Yea, they had an attack on the new Make platform, the Integromat side of things wasn’t hit as far I know. It didn’t last too long.
It happens to the best of us, par-for-the-course.
The biggest & most painfully long issue with them was not the attack but the outage with their Webflow module.
It’s hard to know if that was on Webflow’s end (totally could have been) or Make’s end, or both. Nobody is talking, at least to me.
But that lasted for a full 1 month.
I didn’t even notice it until my email inbox got flooded with folks telling me about it.
Because my live, production sites were not effected. I wasn’t using Webflow with the built-in Webflow module. I usually make the raw connections.
Make (Integromat) is for Advanced Uses
With Make, there traditionally hasn’t been a good reason to (mostly) rely upon the built-in modules for a 3rd party service.
Instead, the winning approach has been to use their raw connection modules for ingoing and outgoing requests. Not for everything, but many things.

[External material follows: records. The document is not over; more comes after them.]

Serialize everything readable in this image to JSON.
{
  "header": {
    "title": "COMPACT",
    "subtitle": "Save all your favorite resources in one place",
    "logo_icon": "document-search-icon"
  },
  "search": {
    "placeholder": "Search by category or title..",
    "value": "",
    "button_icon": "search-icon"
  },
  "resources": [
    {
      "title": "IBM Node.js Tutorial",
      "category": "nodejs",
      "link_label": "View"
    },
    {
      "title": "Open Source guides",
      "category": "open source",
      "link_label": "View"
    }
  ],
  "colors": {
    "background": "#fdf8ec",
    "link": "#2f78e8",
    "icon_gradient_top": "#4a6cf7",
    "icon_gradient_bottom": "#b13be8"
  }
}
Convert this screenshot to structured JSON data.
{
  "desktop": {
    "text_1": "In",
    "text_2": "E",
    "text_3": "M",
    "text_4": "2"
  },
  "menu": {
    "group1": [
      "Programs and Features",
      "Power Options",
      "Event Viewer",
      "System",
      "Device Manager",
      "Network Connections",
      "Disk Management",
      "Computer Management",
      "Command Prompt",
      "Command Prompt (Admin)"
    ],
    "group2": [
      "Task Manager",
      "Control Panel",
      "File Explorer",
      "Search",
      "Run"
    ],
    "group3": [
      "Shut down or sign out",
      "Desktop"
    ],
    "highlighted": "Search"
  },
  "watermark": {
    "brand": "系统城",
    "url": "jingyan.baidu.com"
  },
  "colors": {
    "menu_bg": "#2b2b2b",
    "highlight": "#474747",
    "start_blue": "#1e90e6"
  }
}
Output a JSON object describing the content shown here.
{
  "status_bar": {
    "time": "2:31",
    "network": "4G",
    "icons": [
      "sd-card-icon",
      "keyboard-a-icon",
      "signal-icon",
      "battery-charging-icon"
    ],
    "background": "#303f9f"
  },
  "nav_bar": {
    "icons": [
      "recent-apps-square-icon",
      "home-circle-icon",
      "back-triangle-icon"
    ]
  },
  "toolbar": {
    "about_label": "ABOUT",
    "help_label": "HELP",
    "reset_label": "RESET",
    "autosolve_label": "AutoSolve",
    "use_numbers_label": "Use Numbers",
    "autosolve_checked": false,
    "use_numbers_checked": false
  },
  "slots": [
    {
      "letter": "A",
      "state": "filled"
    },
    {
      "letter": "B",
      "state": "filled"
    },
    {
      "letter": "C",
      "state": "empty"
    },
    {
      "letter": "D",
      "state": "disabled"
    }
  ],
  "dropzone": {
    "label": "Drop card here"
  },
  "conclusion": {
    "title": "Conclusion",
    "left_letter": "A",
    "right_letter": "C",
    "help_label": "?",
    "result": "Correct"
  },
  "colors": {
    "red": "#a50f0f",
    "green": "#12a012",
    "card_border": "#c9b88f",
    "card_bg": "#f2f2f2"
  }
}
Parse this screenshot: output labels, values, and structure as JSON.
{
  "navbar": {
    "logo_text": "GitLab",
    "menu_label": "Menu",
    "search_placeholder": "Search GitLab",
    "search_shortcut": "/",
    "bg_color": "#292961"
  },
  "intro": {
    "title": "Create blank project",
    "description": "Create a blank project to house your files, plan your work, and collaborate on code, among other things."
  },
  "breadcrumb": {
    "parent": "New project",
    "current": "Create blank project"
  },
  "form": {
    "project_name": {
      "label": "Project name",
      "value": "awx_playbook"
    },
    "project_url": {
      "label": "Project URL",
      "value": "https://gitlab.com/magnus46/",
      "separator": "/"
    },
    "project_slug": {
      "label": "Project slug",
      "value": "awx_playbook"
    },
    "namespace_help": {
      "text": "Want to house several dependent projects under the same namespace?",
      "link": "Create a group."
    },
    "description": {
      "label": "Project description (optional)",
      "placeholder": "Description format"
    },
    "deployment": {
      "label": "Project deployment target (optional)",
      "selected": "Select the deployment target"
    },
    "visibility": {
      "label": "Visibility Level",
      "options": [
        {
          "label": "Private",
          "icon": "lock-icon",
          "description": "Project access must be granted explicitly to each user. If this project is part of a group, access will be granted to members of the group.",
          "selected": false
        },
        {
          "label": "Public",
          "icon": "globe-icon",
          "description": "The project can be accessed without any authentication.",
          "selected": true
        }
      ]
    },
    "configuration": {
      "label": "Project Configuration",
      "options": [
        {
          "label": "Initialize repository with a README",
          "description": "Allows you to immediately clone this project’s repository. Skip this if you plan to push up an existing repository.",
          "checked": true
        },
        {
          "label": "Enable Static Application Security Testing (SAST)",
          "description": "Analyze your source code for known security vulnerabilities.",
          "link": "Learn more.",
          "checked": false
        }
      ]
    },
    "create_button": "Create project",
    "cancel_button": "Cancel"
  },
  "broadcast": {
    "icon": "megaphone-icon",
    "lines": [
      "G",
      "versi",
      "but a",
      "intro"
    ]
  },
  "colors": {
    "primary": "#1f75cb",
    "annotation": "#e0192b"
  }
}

At a hight level, that would be HTTP and Webhooks (though it get’s more nuanced than just that).
Also, recent updates to Make turn many of their built-in modules into Webhooks so a line is beginning to get blurred.
Make just isn’t well suited for non-technical beginners.
Technical is NOT defined as those of us who know how to write scripts or engineer large scale software. So being technical and not an absolute beginner covers a wide swath.
Zapier is for Non-Technical Beginners
Sure it has a few advanced features that are easier for technical minded folks to grok.
If someone wants to stay in the non-technical, beginner category (and there is 100% absolutely nothing wrong with that in any way whatsoever) then you have to pay the high tax for saving your own time + effort to skill up.
And that makes sense for a lot of people.
Focusing on your job as an employee. Focusing on driving revenue as a founder. And so on…
Try services like:
Regardless of the platform, you’ll always have issues with the pre-built integrations.
- They break.
- They become abandoned.
- They don’t get fixed fast enough.
- They don’t fully support the latest API released.
- They don’t fully support the APIs they do implement.
- The service has no desire to make those updates (even though they claim they do).
So on, and so on, and so on…
This is why dire hard software engineers (mostly) hate, dare I say despise “no code”.
Lack of control.
And this why non-software engineers (mostly) hate, dare I say despise the thought of “hey! just learning how to code!”.
Difficult. Time consuming. The drawbacks outweigh the benefits.
You can mitigate these issues, to some degree, by paying for the higher priced services (a.k.a. Zapier).
It genuinely takes a lot of work hours to maintain and update those integrations - even if you do offset that to the 3rd party service to create.
But then you rely upon individual 3rd party services themselves to keep their own integration up-to-date and in working order. See above for examples of that not working.
But even the high priced Zapier it’s frustrating with their lack of support for Webflow, along with many others. I can count by number of years I’ve been waiting on Zapier to update some basic Webflow integrations.
Simple fact: They won’t.
You have to weigh the costs & benefits of going:
- Full custom
- Full hand holding
- Something in-between
…and that’ll be different for most everyone.
Maybe someone else can chime in with the exact service that meets your specific needs, though.